Menurut laporan tahun 2009 yang dikeluarkan oleh United Nations High Commissioner for Refugees, DRC memiliki ribuan gereja yang mendapatkan dana dari praktek pengusiran setan. Meski pemerintah melarang tuduhan dukun santet terhadap anak di bawah umur, hampir 50 ribu anak dipercaya masih disekap di tempat peribatan menunggu khotbah penyelamatan. Mereka juga terancam jadi korban kekerasan, penyiksaan, dan pembunuhan yang dilakukan dengan dalih pembersihan spiritual.
“Para penyerang kerap terpicu oleh konteks finansial, kultural, sosial dan spiritual yang memungkinkan mitos tentang dukun santet menyebar, salah satunya adalah kepercayaan bahwa bagian tubuh penderita albinisme bisa membawa rezeki dan nasib baik,” jelas rekan penyelenggara Ikponwosa Ero, orang pertama yang jadi pakar indepeden PBB tentang hak asasi manusia penderita albinisme.

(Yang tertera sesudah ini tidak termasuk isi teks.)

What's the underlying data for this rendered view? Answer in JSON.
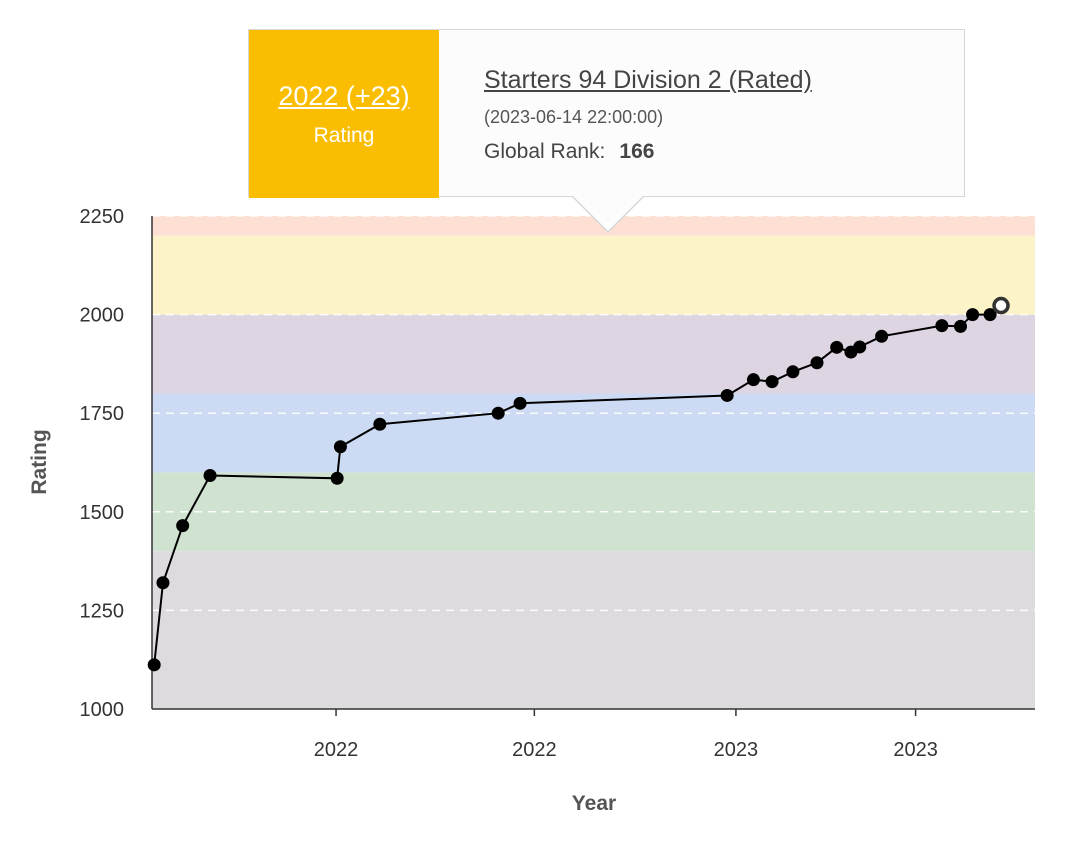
{
  "chart_data": {
    "type": "line",
    "xlabel": "Year",
    "ylabel": "Rating",
    "ylim": [
      1000,
      2250
    ],
    "yticks": [
      1000,
      1250,
      1500,
      1750,
      2000,
      2250
    ],
    "x_tick_labels": [
      "2022",
      "2022",
      "2023",
      "2023"
    ],
    "x_tick_dates": [
      "2022-01-01",
      "2022-07-01",
      "2023-01-01",
      "2023-06-14"
    ],
    "xlim": [
      "2021-07-17",
      "2023-10-01"
    ],
    "grid": true,
    "rating_bands": [
      {
        "from": 1000,
        "to": 1400,
        "color": "#dedbdf"
      },
      {
        "from": 1400,
        "to": 1600,
        "color": "#cfe3d0"
      },
      {
        "from": 1600,
        "to": 1800,
        "color": "#ccdaf4"
      },
      {
        "from": 1800,
        "to": 2000,
        "color": "#ddd5e2"
      },
      {
        "from": 2000,
        "to": 2200,
        "color": "#fdf3c8"
      },
      {
        "from": 2200,
        "to": 2250,
        "color": "#fde0d3"
      }
    ],
    "series": [
      {
        "color": "#000000",
        "points": [
          {
            "x": "2021-07-19",
            "y": 1112
          },
          {
            "x": "2021-07-27",
            "y": 1320
          },
          {
            "x": "2021-08-14",
            "y": 1465
          },
          {
            "x": "2021-09-08",
            "y": 1592
          },
          {
            "x": "2022-01-02",
            "y": 1585
          },
          {
            "x": "2022-01-05",
            "y": 1665
          },
          {
            "x": "2022-02-10",
            "y": 1722
          },
          {
            "x": "2022-05-29",
            "y": 1750
          },
          {
            "x": "2022-06-18",
            "y": 1775
          },
          {
            "x": "2022-12-24",
            "y": 1795
          },
          {
            "x": "2023-01-17",
            "y": 1835
          },
          {
            "x": "2023-02-03",
            "y": 1830
          },
          {
            "x": "2023-02-22",
            "y": 1855
          },
          {
            "x": "2023-03-16",
            "y": 1878
          },
          {
            "x": "2023-04-03",
            "y": 1917
          },
          {
            "x": "2023-04-16",
            "y": 1905
          },
          {
            "x": "2023-04-24",
            "y": 1918
          },
          {
            "x": "2023-05-14",
            "y": 1945
          },
          {
            "x": "2023-07-08",
            "y": 1972
          },
          {
            "x": "2023-07-25",
            "y": 1970
          },
          {
            "x": "2023-08-05",
            "y": 2000
          },
          {
            "x": "2023-08-21",
            "y": 2000
          },
          {
            "x": "2023-08-31",
            "y": 2023
          }
        ],
        "highlighted_index": 22
      }
    ]
  },
  "tooltip": {
    "year_label": "2022 (+23)",
    "sub_label": "Rating",
    "contest_title": "Starters 94 Division 2 (Rated)",
    "date": "(2023-06-14 22:00:00)",
    "rank_label": "Global Rank:",
    "rank_value": "166",
    "accent_color": "#fbbd00"
  }
}
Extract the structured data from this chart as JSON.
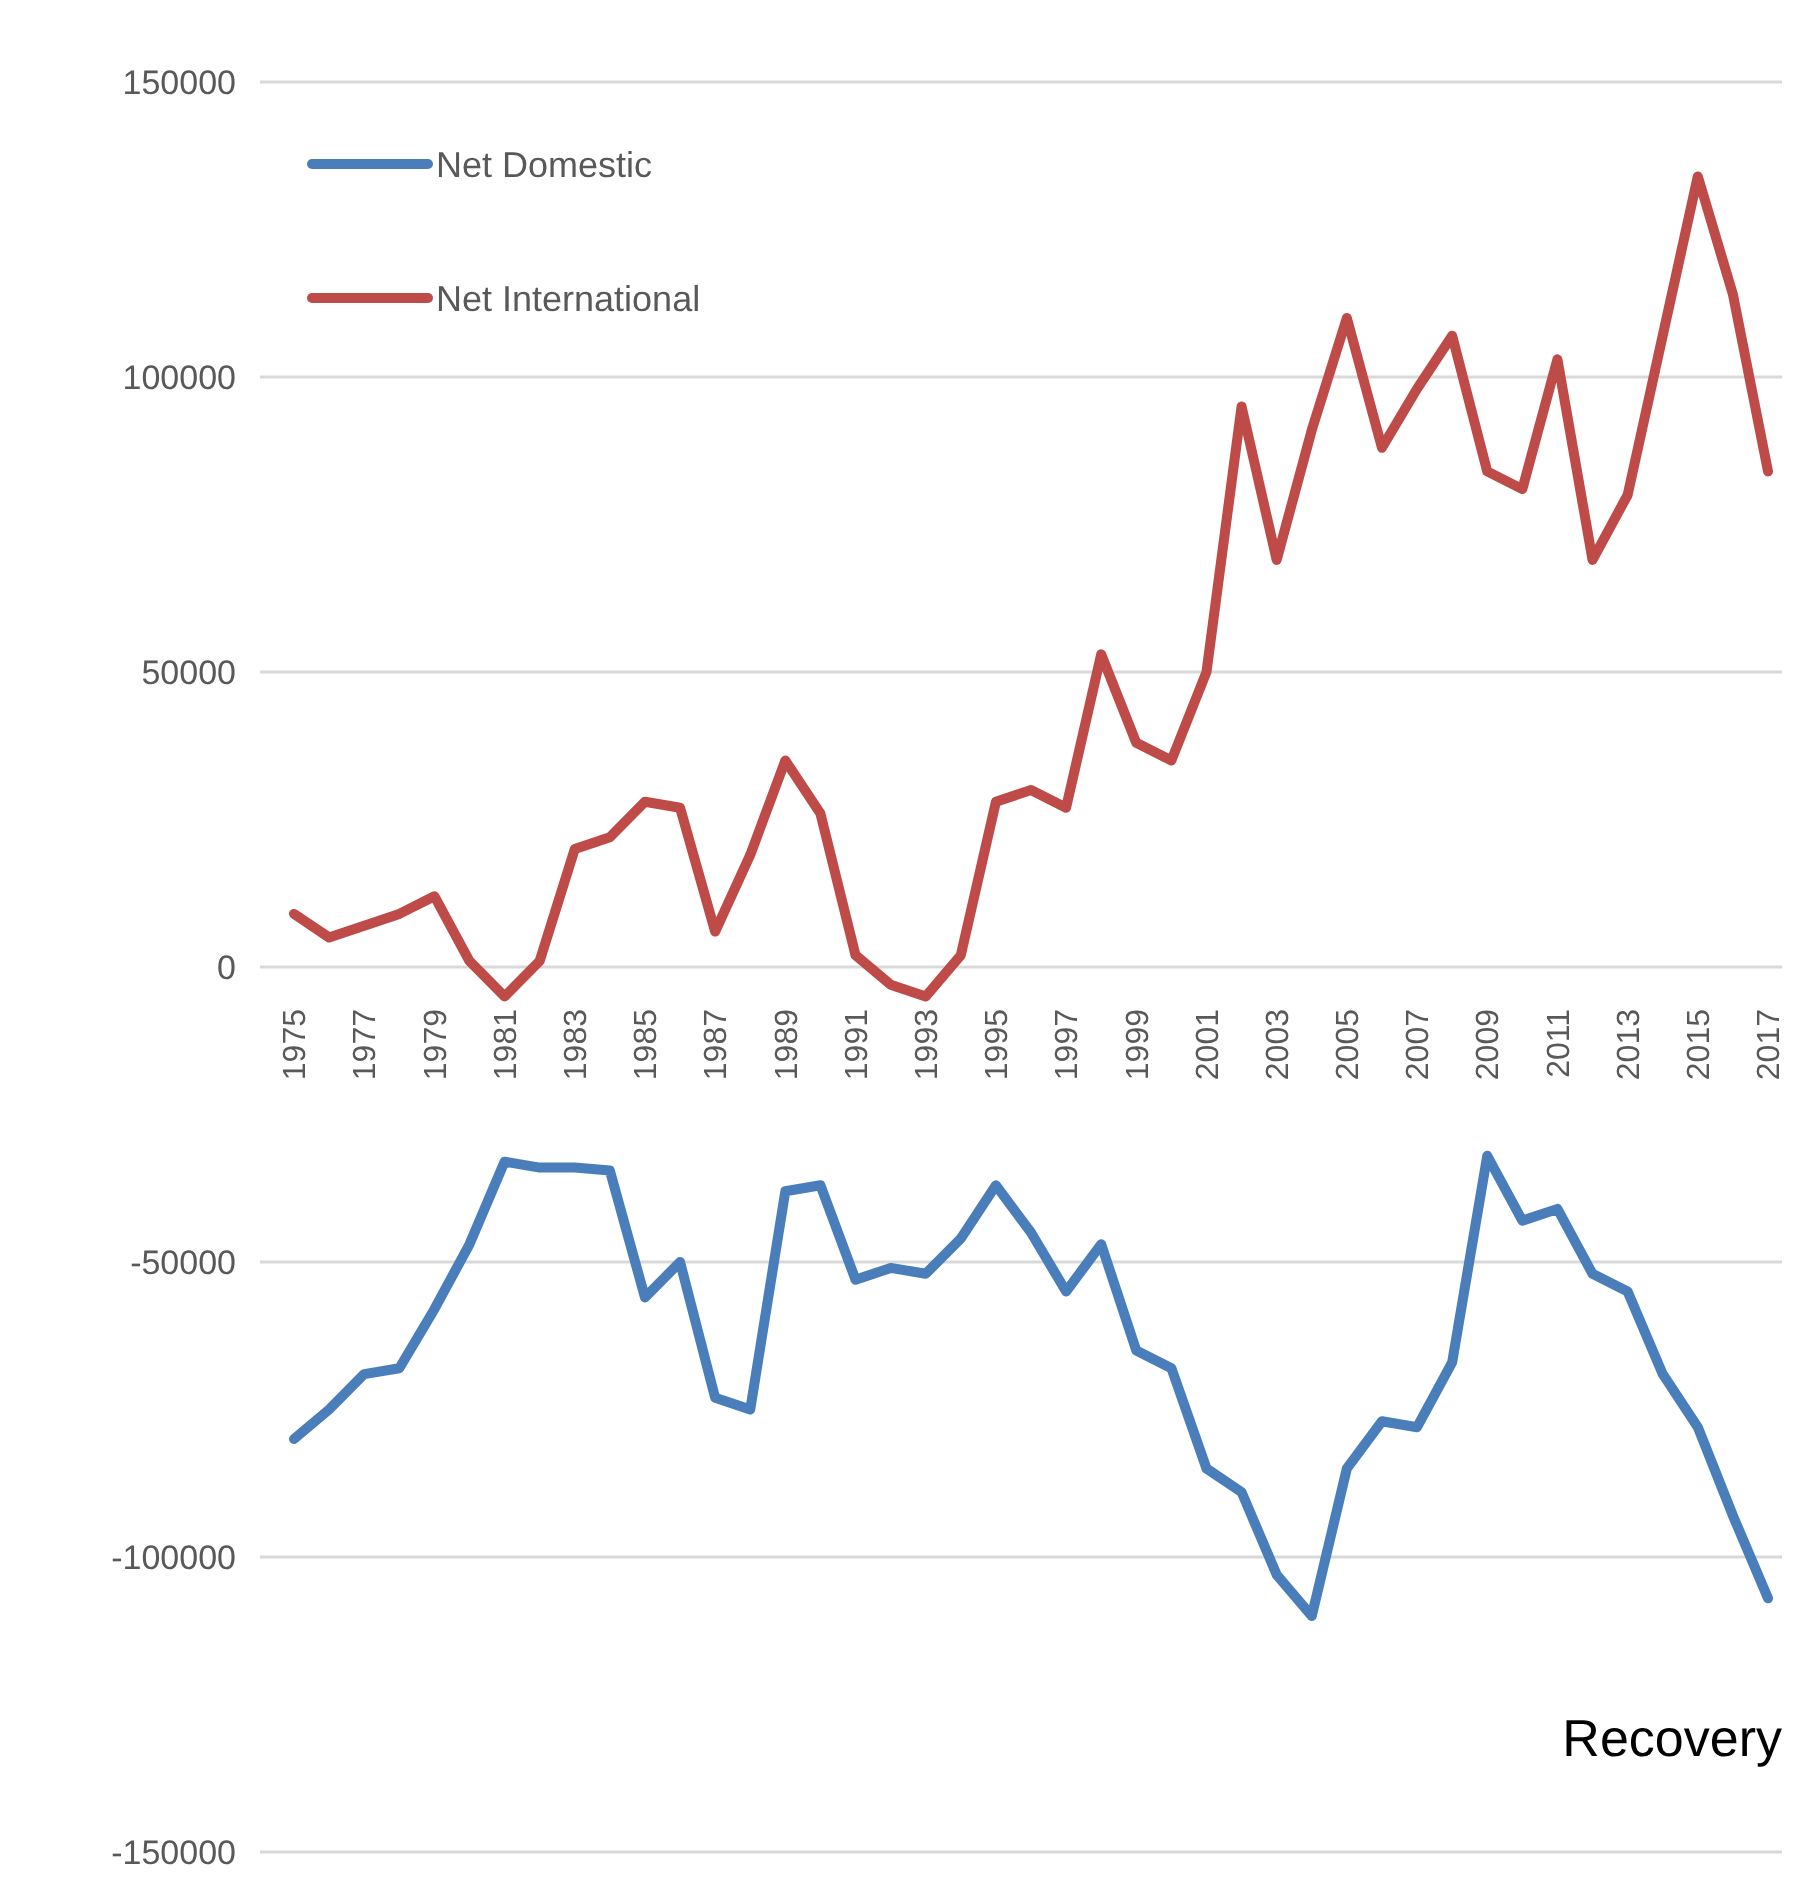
{
  "chart_data": {
    "type": "line",
    "categories": [
      "1975",
      null,
      "1977",
      null,
      "1979",
      null,
      "1981",
      null,
      "1983",
      null,
      "1985",
      null,
      "1987",
      null,
      "1989",
      null,
      "1991",
      null,
      "1993",
      null,
      "1995",
      null,
      "1997",
      null,
      "1999",
      null,
      "2001",
      null,
      "2003",
      null,
      "2005",
      null,
      "2007",
      null,
      "2009",
      null,
      "2011",
      null,
      "2013",
      null,
      "2015",
      null,
      "2017"
    ],
    "series": [
      {
        "name": "Net Domestic",
        "color": "#4a7ebb",
        "values": [
          -80000,
          -75000,
          -69000,
          -68000,
          -58000,
          -47000,
          -33000,
          -34000,
          -34000,
          -34500,
          -56000,
          -50000,
          -73000,
          -75000,
          -38000,
          -37000,
          -53000,
          -51000,
          -52000,
          -46000,
          -37000,
          -45000,
          -55000,
          -47000,
          -65000,
          -68000,
          -85000,
          -89000,
          -103000,
          -110000,
          -85000,
          -77000,
          -78000,
          -67000,
          -32000,
          -43000,
          -41000,
          -52000,
          -55000,
          -69000,
          -78000,
          -93000,
          -107000
        ]
      },
      {
        "name": "Net International",
        "color": "#be4b48",
        "values": [
          9000,
          5000,
          7000,
          9000,
          12000,
          1000,
          -5000,
          1000,
          20000,
          22000,
          28000,
          27000,
          6000,
          19000,
          35000,
          26000,
          2000,
          -3000,
          -5000,
          2000,
          28000,
          30000,
          27000,
          53000,
          38000,
          35000,
          50000,
          95000,
          69000,
          91000,
          110000,
          88000,
          98000,
          107000,
          84000,
          81000,
          103000,
          69000,
          80000,
          107000,
          134000,
          114000,
          84000
        ]
      }
    ],
    "ylim": [
      -150000,
      150000
    ],
    "yticks": [
      -150000,
      -100000,
      -50000,
      0,
      50000,
      100000,
      150000
    ],
    "grid": "y",
    "legend": "top left",
    "line_style": "solid",
    "marker": "none",
    "annotations": [
      "Recovery"
    ]
  }
}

Ero melanjutkan ada faktor kurangnya kesadaran bahwa kasus-kasus ini lazim terjadi dan minimnya pemahaman tentang apa yang harus dilakukan untuk menghentikannya. Perubahan positif baru terjadi jika melibatkan reformasi di ranah budaya dan hukum. “Penegakan hukum saja tak cukup untuk memberangus kepercayaan ini,” jelas Ero. “namun, diskursus publik, dukungan sosial bagi anggota masyarakat yang rentan jadi korban (misalnya, penderita albinisme) dan representasi positif dari kondisi mereka, bisa memicu perubahan.”

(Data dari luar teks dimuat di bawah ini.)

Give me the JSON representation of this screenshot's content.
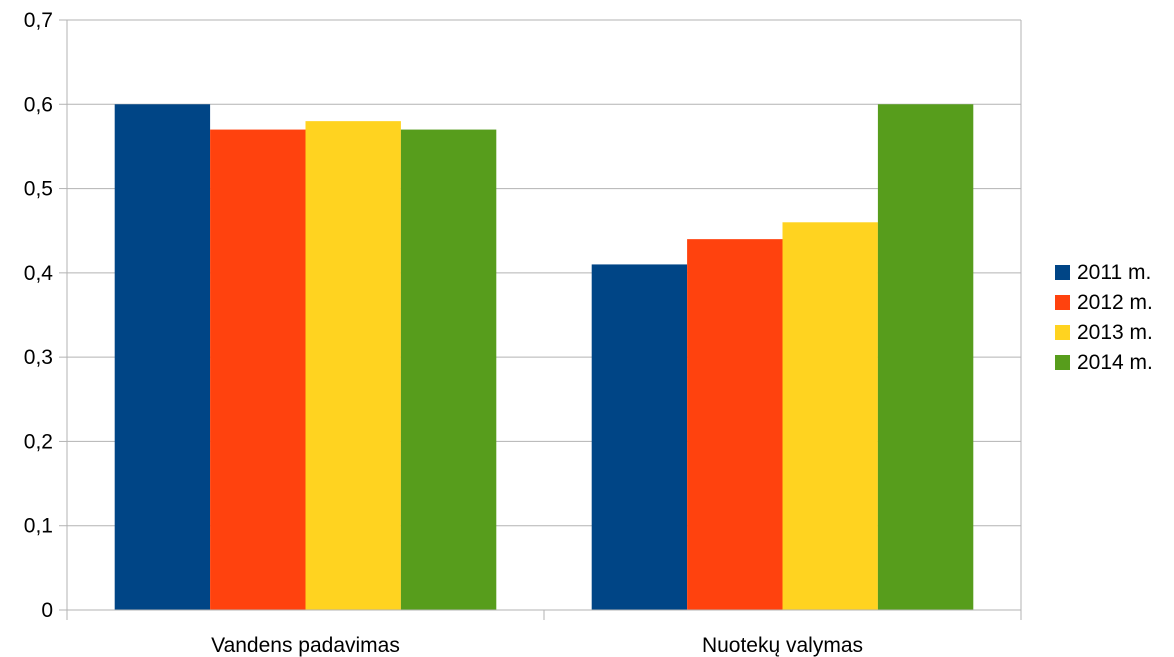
{
  "chart_data": {
    "type": "bar",
    "categories": [
      "Vandens padavimas",
      "Nuotekų valymas"
    ],
    "series": [
      {
        "name": "2011 m.",
        "color": "#004586",
        "values": [
          0.6,
          0.41
        ]
      },
      {
        "name": "2012 m.",
        "color": "#ff420e",
        "values": [
          0.57,
          0.44
        ]
      },
      {
        "name": "2013 m.",
        "color": "#ffd320",
        "values": [
          0.58,
          0.46
        ]
      },
      {
        "name": "2014 m.",
        "color": "#579d1c",
        "values": [
          0.57,
          0.6
        ]
      }
    ],
    "ylim": [
      0,
      0.7
    ],
    "yticks": [
      "0",
      "0,1",
      "0,2",
      "0,3",
      "0,4",
      "0,5",
      "0,6",
      "0,7"
    ],
    "grid": true,
    "legend": "right"
  }
}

Namun seiring munculnya pergeseran global seperti bencana alam, kelaparan, perang dan kericuhan politik yang memicu maraknya tuduhan dukun santet makin santer terjadi, usaha untuk memerangi persekusi mereka yang disangka dukun santet harus ditingkatkan.
Menurut laporan PBB tahun 2009, krisis-krisis seperti ini bisa dengan mudah meruntuhkan “jaringan pengaman berbasis masyarakat… Dalam kondisi yang serba tak pasti ini, ketika organisasi sosial lama dan baru masih kewalahan,” demikian tertulis dalam laporan itu. “Keresahan yang muncul kemungkinan besar berubah menjadi kecurigaan dan ketakutan sosial.”

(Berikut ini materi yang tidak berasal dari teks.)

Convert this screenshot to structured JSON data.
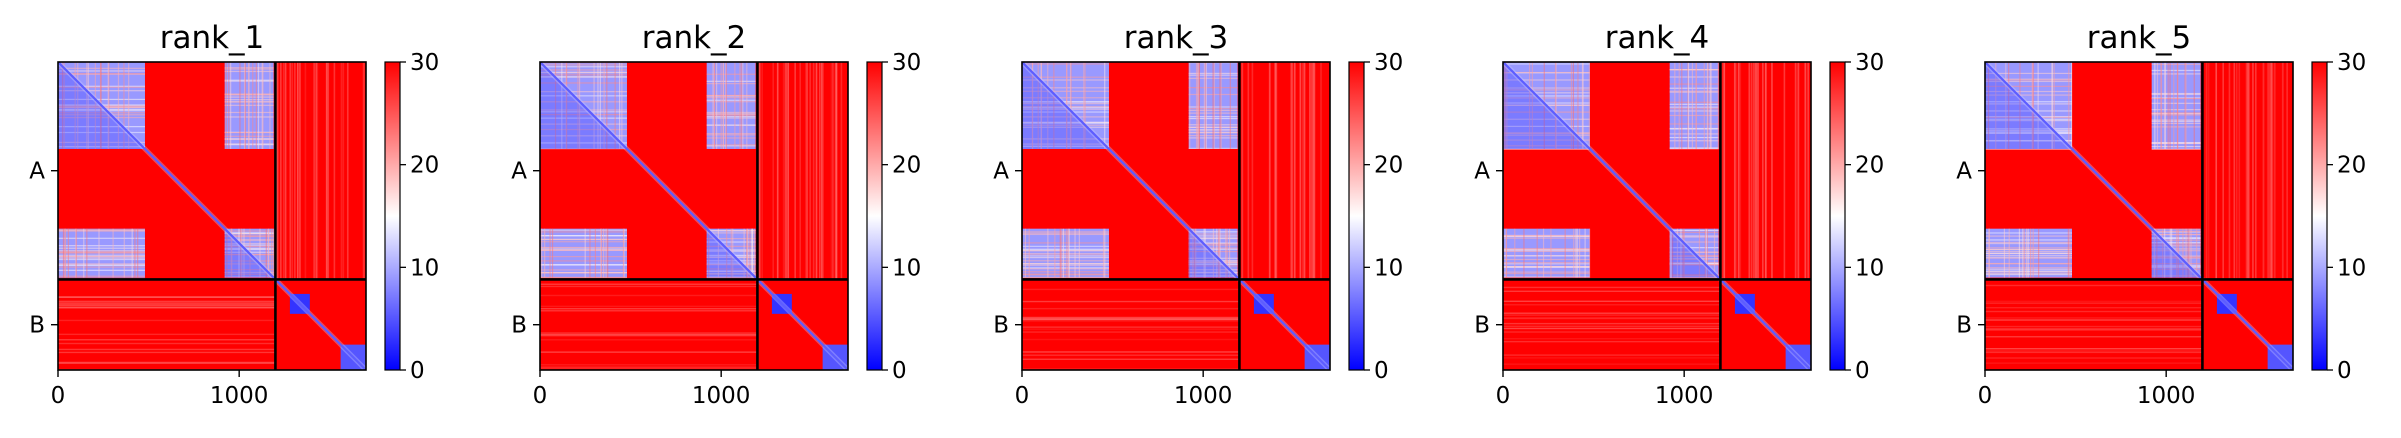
{
  "chart_data": {
    "type": "heatmap",
    "colormap": {
      "name": "bwr",
      "low": "#0000ff",
      "mid": "#ffffff",
      "high": "#ff0000"
    },
    "vmin": 0,
    "vmax": 30,
    "colorbar_ticks": [
      "0",
      "10",
      "20",
      "30"
    ],
    "sequence_length": 1700,
    "chain_boundary": 1200,
    "x_ticks": [
      {
        "value": 0,
        "label": "0"
      },
      {
        "value": 1000,
        "label": "1000"
      }
    ],
    "y_ticks": [
      {
        "value": 600,
        "label": "A"
      },
      {
        "value": 1450,
        "label": "B"
      }
    ],
    "panels": [
      {
        "title": "rank_1"
      },
      {
        "title": "rank_2"
      },
      {
        "title": "rank_3"
      },
      {
        "title": "rank_4"
      },
      {
        "title": "rank_5"
      }
    ]
  }
}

Di Angola dan DRC, konflik berkepanjangan telah meruntuhkan jaringan komunitas dan keluarga, menyebabkan lonjakan tuduhan dukun santet terhadap anak-anak. Para organisator dari PBB berharap konferensi di Jenewa bisa meningkatkan pemahaman akan kekerasan berbasis tuduhan dukun santet di kalangan mereka-mereka yang punya peran penting dalam menghentikan praktik kekerasan ini, mulai dari polisi, pengacara hingga duta besar, serta para pembuat kebijakan. Yang paling penting, menurut Foxcroft, konferensi ini akan jadi awal “dari proses panjang menemukan solusi yang diperlukan untuk menghentikan pembunuhan dan penyiksaan orang-orang tak bersalah.”